Engineering Value of Equivalent Reformulation: Theorem 1 indicates that the problem can be solved directly by Sinkhorn just by expanding the problem size by one row and one column. This requires minimal code changes while maintaining complete theoretical guarantees.

Limitations & Future Work¶

Mixed-sign costs require the cost matrix to contain negative values. For tasks with naturally non-negative costs (e.g., pure feature distances), negative cost terms must be designed, increasing the barrier to application.
Validation is currently limited to domain adaptation.
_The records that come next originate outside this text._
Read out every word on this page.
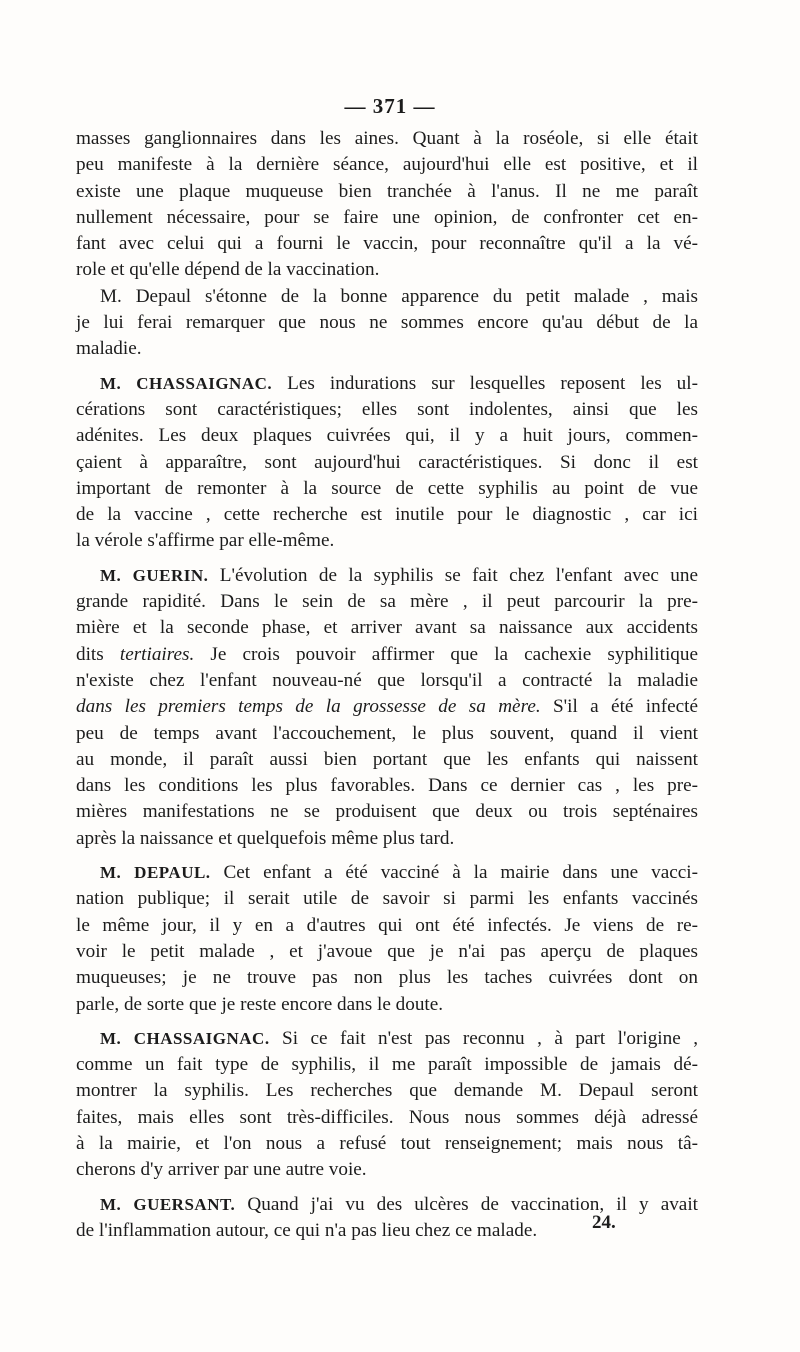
— 371 —
masses ganglionnaires dans les aines. Quant à la roséole, si elle était
peu manifeste à la dernière séance, aujourd'hui elle est positive, et il
existe une plaque muqueuse bien tranchée à l'anus. Il ne me paraît
nullement nécessaire, pour se faire une opinion, de confronter cet en-
fant avec celui qui a fourni le vaccin, pour reconnaître qu'il a la vé-
role et qu'elle dépend de la vaccination.
M. Depaul s'étonne de la bonne apparence du petit malade , mais
je lui ferai remarquer que nous ne sommes encore qu'au début de la
maladie.
M. CHASSAIGNAC. Les indurations sur lesquelles reposent les ul-
cérations sont caractéristiques; elles sont indolentes, ainsi que les
adénites. Les deux plaques cuivrées qui, il y a huit jours, commen-
çaient à apparaître, sont aujourd'hui caractéristiques. Si donc il est
important de remonter à la source de cette syphilis au point de vue
de la vaccine , cette recherche est inutile pour le diagnostic , car ici
la vérole s'affirme par elle-même.
M. GUERIN. L'évolution de la syphilis se fait chez l'enfant avec une
grande rapidité. Dans le sein de sa mère , il peut parcourir la pre-
mière et la seconde phase, et arriver avant sa naissance aux accidents
dits tertiaires. Je crois pouvoir affirmer que la cachexie syphilitique
n'existe chez l'enfant nouveau-né que lorsqu'il a contracté la maladie
dans les premiers temps de la grossesse de sa mère. S'il a été infecté
peu de temps avant l'accouchement, le plus souvent, quand il vient
au monde, il paraît aussi bien portant que les enfants qui naissent
dans les conditions les plus favorables. Dans ce dernier cas , les pre-
mières manifestations ne se produisent que deux ou trois septénaires
après la naissance et quelquefois même plus tard.
M. DEPAUL. Cet enfant a été vacciné à la mairie dans une vacci-
nation publique; il serait utile de savoir si parmi les enfants vaccinés
le même jour, il y en a d'autres qui ont été infectés. Je viens de re-
voir le petit malade , et j'avoue que je n'ai pas aperçu de plaques
muqueuses; je ne trouve pas non plus les taches cuivrées dont on
parle, de sorte que je reste encore dans le doute.
M. CHASSAIGNAC. Si ce fait n'est pas reconnu , à part l'origine ,
comme un fait type de syphilis, il me paraît impossible de jamais dé-
montrer la syphilis. Les recherches que demande M. Depaul seront
faites, mais elles sont très-difficiles. Nous nous sommes déjà adressé
à la mairie, et l'on nous a refusé tout renseignement; mais nous tâ-
cherons d'y arriver par une autre voie.
M. GUERSANT. Quand j'ai vu des ulcères de vaccination, il y avait
de l'inflammation autour, ce qui n'a pas lieu chez ce malade.	24.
Theoretically, it can be extended to GAN training, graph matching, and point cloud registration, but these have yet to be experimentally verified.
The hyperparameter \(\beta\) in the cost matrix (controlling label cost weight) still requires cross-validation, meaning the tuning burden is not entirely eliminated.

vs Kantorovich OT: Full mass conservation; ELOT relaxes this with inequality constraints to allow partial mass transport.
vs Partial OT (Caffarelli & McCann 2010): POT fixes the mass budget \(s\); ELOT determines it adaptively without manual specification.
vs Unbalanced OT (Liero et al. 2017): UOT uses divergence for soft constraints with \(\tau_1, \tau_2\); ELOT achieves similar effects via mixed-sign costs with fewer parameters.
vs JUMBOT (Fatras et al. 2021): UOT + mini-batch, requiring \(\tau_1, \tau_2, s\); ELOT uses the same cost structure with two fewer hyperparameters and higher accuracy.
vs m-POT (Nguyen et al. 2022): POT + mini-batch, requiring \(s\); ELOT leads significantly on VisDA by +2.73 pp.

Rating¶

Novelty: ⭐⭐⭐⭐ Innovative problem formulation; the combination of mixed-sign costs and inequality constraints is original with deep theoretical analysis.
Experimental Thoroughness: ⭐⭐⭐⭐ Covers 5 benchmark datasets for UDA and PDA, comparing with multiple OT and non-OT baselines, including heatmap and t-SNE analysis.
Writing Quality: ⭐⭐⭐⭐ Clear theorems, complete derivations, well-explained motivation, and compact structure.
Value: ⭐⭐⭐⭐ Provides an OT framework with fewer parameters and better performance. The theory is concise and practical, with wide potential applications.